Japan Geoscience Union Meeting 2022

Presentation information

[J] Poster

A (Atmospheric and Hydrospheric Sciences ) » A-AS Atmospheric Sciences, Meteorology & Atmospheric Environment

[A-AS11] Atmospheric Chemistry

Sun. May 29, 2022 11:00 AM - 1:00 PM Online Poster Zoom Room (8) (Ch.08)

convener:Risa Uchida(Japan Automobile Research Institute), convener:Yosuke Sakamoto(Kyoto University Graduate School of Global Environmental Studies), Yoko Iwamoto(Graduate School of Integrated Sciences for Life, Hiroshima University), convener:Shigeyuki Ishidoya(Advanced Industrial Science and Technology), Chairperson:Risa Uchida(Japan Automobile Research Institute), Yosuke Sakamoto(Kyoto University Graduate School of Global Environmental Studies), Yoko Iwamoto(Graduate School of Integrated Sciences for Life, Hiroshima University), Shigeyuki Ishidoya(Advanced Industrial Science and Technology)

11:00 AM - 1:00 PM

[AAS11-P11] Measurement of uptake coefficient of organic peroxyl radical derived from propene onto NaCl particles by LIF technique

*Rikudai Mikami1, Yosuke Sakamoto1,2,3, Kei Sato3, Nanase Kohno2, Jiaru Li2, Yoshizumi Kajii1,2,3 (1.Kyoto University Graduate School of Human and Environmental Studies, 2.Kyoto University Graduate School of Global Environmental Studies, 3.National Institute for Environmental Studies)
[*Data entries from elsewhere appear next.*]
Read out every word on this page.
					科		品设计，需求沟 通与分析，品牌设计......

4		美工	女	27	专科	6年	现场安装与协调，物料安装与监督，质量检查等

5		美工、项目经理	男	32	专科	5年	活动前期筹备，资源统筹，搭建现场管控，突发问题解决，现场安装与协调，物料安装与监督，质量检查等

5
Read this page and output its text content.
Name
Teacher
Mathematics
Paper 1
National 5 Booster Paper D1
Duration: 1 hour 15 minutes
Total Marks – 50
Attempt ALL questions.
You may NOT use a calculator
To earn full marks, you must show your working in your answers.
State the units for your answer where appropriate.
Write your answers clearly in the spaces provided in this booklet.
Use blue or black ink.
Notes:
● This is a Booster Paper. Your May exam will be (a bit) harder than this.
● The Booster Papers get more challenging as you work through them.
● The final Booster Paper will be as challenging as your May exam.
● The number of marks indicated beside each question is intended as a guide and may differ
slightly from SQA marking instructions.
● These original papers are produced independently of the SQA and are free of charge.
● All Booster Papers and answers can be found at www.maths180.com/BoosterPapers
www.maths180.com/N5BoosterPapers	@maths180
Keywords:peroxyl radical, uptake coefficient, LP-LIF

Tropospheric ozone is the main component of photochemical oxidant generated through photolysis procedure with the existence of volatile organic compounds (VOCs) and NOx (= NO+NO2) as precursors. In Japan, although the precursors have been decreased, ozone has been gradually increasing since 1980’s. Reduction of aerosols associated with air quality improvement would contribute to such ozone trend since the aerosol reduction suppresses heterogeneous loss by aerosol uptake of radicals involved in the ozone generation (HOX = OH, HO2 and RO2), which makes ozone generation more efficiently. Uptake coefficient (γ) is a reactional kinetic parameter and is required to quantitatively assess this ozone suppressing effect by aerosols. To date, many studies have been conducted on measurement of γ of hydroxy radical (OH) and hydroperoxyl radical (HO2). However, γ measurement method for organic peroxyl radicals (RO2) hasn’t been still established due to difficulty in the experiment. Consequently, there are few γ measurement works. Moreover, no γ reports of RO2 with a hydroxy group (R(OH)O2) are available.
With the aim of establishing the measurement method of γ for R(OH)O2 radicals, this work applied the laser-pumped and laser-induced fluorescence (LP-LIF) technique (Sadanaga et al., 2004) for measurement of γ for propene derived CH3CH(OO)CH2OH onto NaCl particles. γ was determined from the decay rate of radicals measured by LP-LIF and aerosol surface concentration measured by scanning mobility particle sizer (SMPS). Particles were generated by nebulizing NaCl solution and directly measured as aqueous particles at 85% RH. We prepared three types of particles: pure (None), CuCl2 (as a transition metal ion)-doped and ascorbic acid (AA, as an antioxidant)-doped NaCl particles. We validated our experimental system by conducting measurement of γ of HO2 and by confirming that our results showed good agreement with literature value (Taketani et al., 2008).
In summary, we determined γ of CH3CH(OO)CH2OH onto pure NaCl, onto CuCl2 doped and onto ascorbic acid doped particles to be γNone=0.04±0.01, γCuCl2=0.04±0.01, and γAA=0.24±0.04, respectively. These results have shown that γ onto CuCl2 doped NaCl particles isn’t changed from γ onto pure ones, on the other hand, γ onto ascorbic acid doped ones becomes several times larger than the others. These γ values are the first experimental reports as R(OH)O2 radicals’ γ and thus no references are available.
Our result suggests that γ of R(OH)O2 onto wet particles are possibly in the range of 0.04~0.24 in the troposphere, which includes the recommended value, γ =0.1 (Jacob, 2000). However, at the same time, our results indicates that the recommended value has a large uncertainty. It is required to conduct further experiments using other types of RO2 radicals and standard aerosols, and with ambient particles.
Jacob, D. J. (2000). Heterogeneous chemistry and tropospheric ozone. Atmos. Environ., 34, 2131-2159.
Kohno, N., et al. (2021). Rate constants of CH3O2 + NO2 ⇔ CH3O2NO2 and C2H5O2 + NO2 ⇔ C2H5O2NO2 reactions under atmospheric conditions. Int. J. Chem. Kinet., 53, 571-582.
Sadanaga, Y., et al. (2004). Development of a measurement system of OH reactivity in the atmosphere by using a laser-induced pump and probe technique. Rev. Sci. Instrum., 75(8), 2648-2655.
Taketani, F., et al. (2008). Kinetics of Heterogeneous Reactions of HO2 Radical at Ambient Concentration Levels with (NH4)2SO4 and NaCl Aerosol Particles. J. Phys. Chem. A, 112(11), 2370–2377.